Objective
To determine the natural history of cirrhosis from parenteral nutrition-associated liver disease (PNALD) after resolution of cholestasis with fish oil (FO) therapy
Background
Historically, cirrhosis from PNALD resulted in end-stage liver disease (ESLD), often requiring transplantation for survival.
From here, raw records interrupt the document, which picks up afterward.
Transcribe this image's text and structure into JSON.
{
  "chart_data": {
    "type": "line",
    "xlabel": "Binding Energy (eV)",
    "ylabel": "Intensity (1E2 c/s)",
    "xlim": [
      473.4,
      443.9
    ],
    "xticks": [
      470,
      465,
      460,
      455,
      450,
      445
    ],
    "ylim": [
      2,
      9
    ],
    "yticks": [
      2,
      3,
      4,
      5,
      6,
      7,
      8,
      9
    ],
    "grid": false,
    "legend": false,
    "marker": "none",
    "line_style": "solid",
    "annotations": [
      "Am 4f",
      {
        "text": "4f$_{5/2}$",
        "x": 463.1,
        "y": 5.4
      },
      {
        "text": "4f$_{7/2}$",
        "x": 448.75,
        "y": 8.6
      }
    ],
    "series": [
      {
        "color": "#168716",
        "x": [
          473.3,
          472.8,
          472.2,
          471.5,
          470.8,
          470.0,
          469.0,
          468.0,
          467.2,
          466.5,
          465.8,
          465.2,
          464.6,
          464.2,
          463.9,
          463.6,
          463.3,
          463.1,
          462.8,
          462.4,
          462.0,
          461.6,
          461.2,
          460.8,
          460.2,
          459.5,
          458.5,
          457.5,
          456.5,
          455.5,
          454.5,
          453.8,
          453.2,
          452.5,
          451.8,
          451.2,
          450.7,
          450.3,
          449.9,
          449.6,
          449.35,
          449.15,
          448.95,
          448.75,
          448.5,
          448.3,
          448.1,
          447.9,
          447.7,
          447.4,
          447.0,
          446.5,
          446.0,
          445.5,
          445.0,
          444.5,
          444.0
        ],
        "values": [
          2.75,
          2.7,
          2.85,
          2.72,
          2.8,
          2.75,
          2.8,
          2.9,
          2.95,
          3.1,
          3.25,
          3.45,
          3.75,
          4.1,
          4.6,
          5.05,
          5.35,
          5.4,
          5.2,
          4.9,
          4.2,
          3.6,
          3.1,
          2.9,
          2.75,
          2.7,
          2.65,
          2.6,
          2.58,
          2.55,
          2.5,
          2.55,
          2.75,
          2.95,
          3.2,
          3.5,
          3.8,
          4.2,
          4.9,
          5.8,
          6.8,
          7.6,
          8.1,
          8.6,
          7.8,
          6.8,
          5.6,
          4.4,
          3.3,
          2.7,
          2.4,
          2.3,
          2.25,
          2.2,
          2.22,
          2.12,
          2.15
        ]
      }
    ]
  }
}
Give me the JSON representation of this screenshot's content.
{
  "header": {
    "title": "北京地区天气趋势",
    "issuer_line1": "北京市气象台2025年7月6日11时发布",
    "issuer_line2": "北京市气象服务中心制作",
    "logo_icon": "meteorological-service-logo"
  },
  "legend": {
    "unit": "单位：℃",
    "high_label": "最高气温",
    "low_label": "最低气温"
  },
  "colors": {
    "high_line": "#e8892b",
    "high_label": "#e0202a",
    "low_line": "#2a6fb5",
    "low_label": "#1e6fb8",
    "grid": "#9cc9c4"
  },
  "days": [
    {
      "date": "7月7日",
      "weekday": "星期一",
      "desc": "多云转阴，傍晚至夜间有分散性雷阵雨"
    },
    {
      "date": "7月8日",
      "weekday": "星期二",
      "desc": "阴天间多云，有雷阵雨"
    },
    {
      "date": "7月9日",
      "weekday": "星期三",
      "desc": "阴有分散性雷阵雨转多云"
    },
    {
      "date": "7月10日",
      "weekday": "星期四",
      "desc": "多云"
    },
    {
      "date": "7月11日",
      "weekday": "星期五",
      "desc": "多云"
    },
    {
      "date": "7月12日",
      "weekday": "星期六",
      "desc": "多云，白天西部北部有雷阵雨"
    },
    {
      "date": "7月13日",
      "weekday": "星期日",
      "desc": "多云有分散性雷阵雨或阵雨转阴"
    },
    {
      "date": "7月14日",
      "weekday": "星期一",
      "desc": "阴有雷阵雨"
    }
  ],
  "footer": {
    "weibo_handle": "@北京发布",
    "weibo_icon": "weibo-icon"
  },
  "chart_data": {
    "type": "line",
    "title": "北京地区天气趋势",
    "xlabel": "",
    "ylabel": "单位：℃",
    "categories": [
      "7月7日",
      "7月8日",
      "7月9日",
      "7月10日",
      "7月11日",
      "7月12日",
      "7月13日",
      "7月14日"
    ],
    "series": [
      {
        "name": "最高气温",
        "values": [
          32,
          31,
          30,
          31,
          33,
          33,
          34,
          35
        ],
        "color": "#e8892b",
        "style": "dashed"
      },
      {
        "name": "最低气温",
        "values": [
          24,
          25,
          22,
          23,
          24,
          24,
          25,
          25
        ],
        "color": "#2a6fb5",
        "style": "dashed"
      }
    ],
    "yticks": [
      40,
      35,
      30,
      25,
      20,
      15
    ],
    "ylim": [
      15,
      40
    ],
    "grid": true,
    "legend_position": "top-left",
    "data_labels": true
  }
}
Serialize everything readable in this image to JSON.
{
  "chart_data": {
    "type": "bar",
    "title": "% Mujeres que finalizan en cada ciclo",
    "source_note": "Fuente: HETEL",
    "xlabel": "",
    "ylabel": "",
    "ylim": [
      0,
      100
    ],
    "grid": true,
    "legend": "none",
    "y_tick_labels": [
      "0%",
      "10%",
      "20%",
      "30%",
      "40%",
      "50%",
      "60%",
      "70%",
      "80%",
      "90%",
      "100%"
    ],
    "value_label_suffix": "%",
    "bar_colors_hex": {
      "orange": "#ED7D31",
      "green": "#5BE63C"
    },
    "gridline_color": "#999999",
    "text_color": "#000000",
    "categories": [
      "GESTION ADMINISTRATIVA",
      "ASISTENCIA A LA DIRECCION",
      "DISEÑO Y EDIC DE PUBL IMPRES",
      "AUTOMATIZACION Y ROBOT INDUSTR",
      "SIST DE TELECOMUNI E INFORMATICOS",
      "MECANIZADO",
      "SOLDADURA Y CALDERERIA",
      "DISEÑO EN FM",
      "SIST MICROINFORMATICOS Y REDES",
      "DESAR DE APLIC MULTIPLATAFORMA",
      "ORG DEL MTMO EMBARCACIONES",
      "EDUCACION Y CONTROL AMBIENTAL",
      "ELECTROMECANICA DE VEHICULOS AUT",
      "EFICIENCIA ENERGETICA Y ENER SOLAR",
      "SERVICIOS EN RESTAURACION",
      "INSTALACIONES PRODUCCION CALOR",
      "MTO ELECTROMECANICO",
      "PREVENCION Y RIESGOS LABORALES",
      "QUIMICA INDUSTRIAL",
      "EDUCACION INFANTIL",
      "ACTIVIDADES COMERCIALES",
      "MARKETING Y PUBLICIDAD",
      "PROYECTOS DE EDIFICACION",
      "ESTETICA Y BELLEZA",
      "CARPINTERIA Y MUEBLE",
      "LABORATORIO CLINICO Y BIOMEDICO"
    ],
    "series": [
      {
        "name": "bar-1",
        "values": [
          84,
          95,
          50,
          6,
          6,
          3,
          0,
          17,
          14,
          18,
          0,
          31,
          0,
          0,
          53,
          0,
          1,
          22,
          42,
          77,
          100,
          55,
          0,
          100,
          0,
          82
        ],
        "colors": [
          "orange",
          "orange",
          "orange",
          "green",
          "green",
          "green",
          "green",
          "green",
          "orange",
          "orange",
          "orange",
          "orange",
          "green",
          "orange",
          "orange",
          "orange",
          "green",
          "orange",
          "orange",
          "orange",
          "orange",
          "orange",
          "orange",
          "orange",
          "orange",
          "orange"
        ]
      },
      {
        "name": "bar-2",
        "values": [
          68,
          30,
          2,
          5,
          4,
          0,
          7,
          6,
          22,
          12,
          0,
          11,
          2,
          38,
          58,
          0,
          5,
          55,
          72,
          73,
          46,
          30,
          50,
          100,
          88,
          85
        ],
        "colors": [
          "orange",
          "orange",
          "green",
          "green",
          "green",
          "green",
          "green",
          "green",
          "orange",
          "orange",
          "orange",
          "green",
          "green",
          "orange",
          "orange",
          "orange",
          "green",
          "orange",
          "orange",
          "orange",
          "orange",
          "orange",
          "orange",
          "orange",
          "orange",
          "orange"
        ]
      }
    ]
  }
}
With FO therapy, most children now experience resolution of cholestasis and rarely progress to ESLD. However, outcomes for cirrhosis after resolution of cholestasis are unknown and patients continue to be considered for liver/multivisceral transplantation.
Methods
Prospectively collected data was reviewed for children with cirrhosis due to PNALD who had resolution of cholestasis after treatment with FO from 2004 to 2012. Outcomes evaluated included need for liver/multivisceral transplantation, mortality, and the clinical progression of liver disease.
Results
Fifty-one patients with cirrhosis from PNALD were identified, with 76% demonstrating resolution of cholestasis after FO therapy. The mean direct bilirubin decreased from 6.4 ± 4 mg/dL to 0.2 ± 0.1 mg/dL (p <0.001) 12 months after resolution of cholestasis, with a mean time to resolution of 74 days. None of the patients required transplantation or died from ESLD. Pediatric End-Stage Liver Disease (PELD) scores decreased from 16 ± 4.6 to −1.2 ± 4.6, 12 months after resolution of cholestasis (p <0.001). In children who remained PN-dependent, the PELD score remained normal throughout the follow-up period.
Conclusions
Cirrhosis from PNALD may be stable rather than progressive once cholestasis resolves with FO therapy. Furthermore, these patients may not require transplantation and show no clinical evidence of liver disease progression, even when persistently PN-dependent.